Deux modes de champs magnétique en concurrence

Le mécanisme présenté par les auteurs rend compte aussi bien des renversements du champ terrestre que de ceux de l’expérience VKS. Ce modèle repose sur la concurrence entre deux modes de champ magnétique qui coexistent avec des intensités variables selon les époques : le mode dipolaire comme on le mesure actuellement en surface et un autre mode, probablement quadrupolaire.

Le Soleil : une inversion tous les 22 ans

Les objets astrophysiques, comme le Soleil ou le noyau de la Terre, n’ont pas une symétrie sphérique car la rotation impose que l’équateur est l’unique plan de symétrie. Les auteurs montrent que lorsque la symétrie de l’écoulement dans le noyau liquide est brisée dipôle et quadrupôle sont couplés. Si le couplage est très fort, le champ magnétique se renverse de façon périodique. Ce type de dynamique est probablement celle du champ magnétique solaire dont les inversions sont périodiques (tous les 22 ans).
Dans le cas de la Terre, le couplage n’est pas assez fort pour que l’oscillation se produise spontanément mais des fluctuations turbulentes de l’écoulement peuvent initier un renversement.

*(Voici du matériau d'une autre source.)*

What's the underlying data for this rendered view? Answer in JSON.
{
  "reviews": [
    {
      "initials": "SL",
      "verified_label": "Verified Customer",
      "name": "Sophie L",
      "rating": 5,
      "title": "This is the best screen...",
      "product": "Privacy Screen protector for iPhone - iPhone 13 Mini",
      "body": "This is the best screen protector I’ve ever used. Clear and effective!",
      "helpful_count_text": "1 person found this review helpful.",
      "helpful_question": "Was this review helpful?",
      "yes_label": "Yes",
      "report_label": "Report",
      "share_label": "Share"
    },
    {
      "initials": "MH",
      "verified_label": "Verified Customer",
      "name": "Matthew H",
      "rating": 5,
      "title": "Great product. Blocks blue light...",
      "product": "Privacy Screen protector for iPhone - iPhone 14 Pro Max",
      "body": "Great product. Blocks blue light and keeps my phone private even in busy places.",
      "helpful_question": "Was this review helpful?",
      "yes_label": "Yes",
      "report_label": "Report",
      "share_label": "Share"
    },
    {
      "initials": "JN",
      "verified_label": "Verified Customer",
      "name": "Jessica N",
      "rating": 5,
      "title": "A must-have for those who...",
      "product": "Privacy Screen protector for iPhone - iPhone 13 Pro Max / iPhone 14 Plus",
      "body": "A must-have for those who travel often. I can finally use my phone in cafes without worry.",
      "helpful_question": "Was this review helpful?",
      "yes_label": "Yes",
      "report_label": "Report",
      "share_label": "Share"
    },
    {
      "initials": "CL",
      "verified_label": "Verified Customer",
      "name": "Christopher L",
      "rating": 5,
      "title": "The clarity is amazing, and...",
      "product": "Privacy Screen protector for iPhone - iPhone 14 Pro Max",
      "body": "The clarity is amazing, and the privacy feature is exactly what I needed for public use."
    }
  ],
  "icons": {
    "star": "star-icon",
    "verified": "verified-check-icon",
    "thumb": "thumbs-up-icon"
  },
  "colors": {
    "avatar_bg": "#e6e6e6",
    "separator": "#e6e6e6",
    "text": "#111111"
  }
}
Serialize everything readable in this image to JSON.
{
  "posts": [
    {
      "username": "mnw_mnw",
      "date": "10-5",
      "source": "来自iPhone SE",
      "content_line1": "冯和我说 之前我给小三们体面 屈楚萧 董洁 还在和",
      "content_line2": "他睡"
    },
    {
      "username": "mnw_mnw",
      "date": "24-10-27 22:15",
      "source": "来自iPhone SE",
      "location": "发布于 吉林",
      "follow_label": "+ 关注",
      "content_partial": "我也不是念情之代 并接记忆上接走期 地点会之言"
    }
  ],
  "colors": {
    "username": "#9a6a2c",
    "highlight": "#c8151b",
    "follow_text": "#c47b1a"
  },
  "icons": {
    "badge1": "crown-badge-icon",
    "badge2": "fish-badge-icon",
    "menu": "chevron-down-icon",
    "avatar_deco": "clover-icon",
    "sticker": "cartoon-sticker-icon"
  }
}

Les étapes d’un renversement

Un renversement est composé de deux phases. La première est lente - le dipôle voit son amplitude décroître tandis que celle du quadrupôle augmente. La seconde phase est plus rapide - l’amplitude du quadrupôle décroît tandis que celle du dipôle augmente à nouveau en pointant vers le pole opposé à sa direction initiale. Cette seconde phase se termine avec un «overshoot» au cours duquel l’amplitude du dipôle atteint des valeurs très élevées avant de se stabiliser dans son nouvel état de polarité.

Il arrive qu’à la fin de la première phase, le dipôle croisse de nouveau et reparte dans sa direction initiale - on parle alors d’excursion - c’est en quelque sorte un renversement avorté. Enfin, le modèle indique que des variations minimes de l’écoulement dans le noyau liquide peuvent augmenter considérablement la durée entre deux renversements, comme c’est typiquement le cas pour les superchrons du champ magnétique terrestre (des périodes de plusieurs dizaines de millions d’années sans inversions).

Source : Institut national des sciences de l’univers (INSU /CNRS)

Référence : Simple Mechanism for Reversals of Earth’s Magnetic Field.
Physical Review Letters, 102, 144503 (2009).